34 A composite implant according to claim 33 wherein the treatment comprises harvesting the composite implant and transplanting said composite implant to a site of impairment of the central nervous system

35 A composite implant according to claim 34 wherein the treatment comprises the subsequent step of covering said site of impairment of the central nervous system and transplantation with a thin coagulated fibrin-based membrane

36 A composite implant according to claim 34 or 35 wherein the treatment comprises the subsequent step of providing at least one irradiation, with a light source generating light at a wavelength of between the range of 380nm-1200nm, to said site of impairment of the central nervous system and transplantation

37 A composite implant according to claim 33 wherein said impairment of the central nervous system comprises a spinal cord injury and the neural tissue to be cultured comprises embryonic spinal cord cells

38 A composite implant according to claim 33 wherein said impairment of the central nervous system comprises a spinal cord injury and the neural tissue to be cultured comprises adult forebrain neuronal precursor cells

39 A composite implant according to claim 33 wherein said impairment of the central nervous system comprises a myelin deficiency and the neural tissue to be cultured comprises glial cells

40. A composite implant according to claim 33 wherein said impairment of the central nervous system comprises Parkinson's disease and the neural tissue to be cultured comprises fetal ventral mesencephalic tissue.

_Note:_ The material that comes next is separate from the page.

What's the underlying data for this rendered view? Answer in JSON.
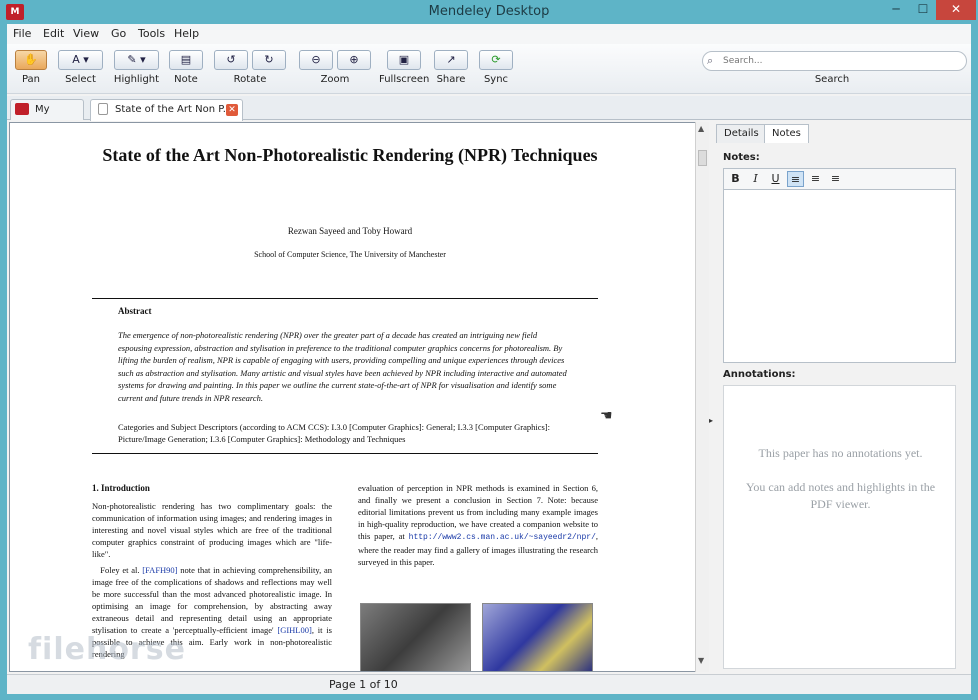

41. A composite implant according to claim 33 wherein said impairment of the central nervous system comprises Huntington's disease and the neural tissue to be cultured comprises fetal striatal tissue.

42. A composite implant according to claim 33 wherein the neural tissue to be cultured comprises at least one of primary neuronal cells, tissue explant cultures derived from embryonal or neonatal spinal cord specimens, or oligodendrocyte cell cultures from adult brain biopsies as appropriate for ameliorating the impairment to the central nervous system.

43. A composite implant according to claim 42 wherein the cultured tissue has been genetically engineered to provide at least one factor necessary for the amelioration of the impairment to the central nervous system.

44. A composite implant according to claim 4 wherein said at least one factor comprises at least one of neurotrophic agents, neuroprotective agents, extracellular matrix components, integrins, cadhedrins, adhesive molecules, growth factors, growth factor receptors, hormones, hormone receptors, ribozymes and antisense RNAs.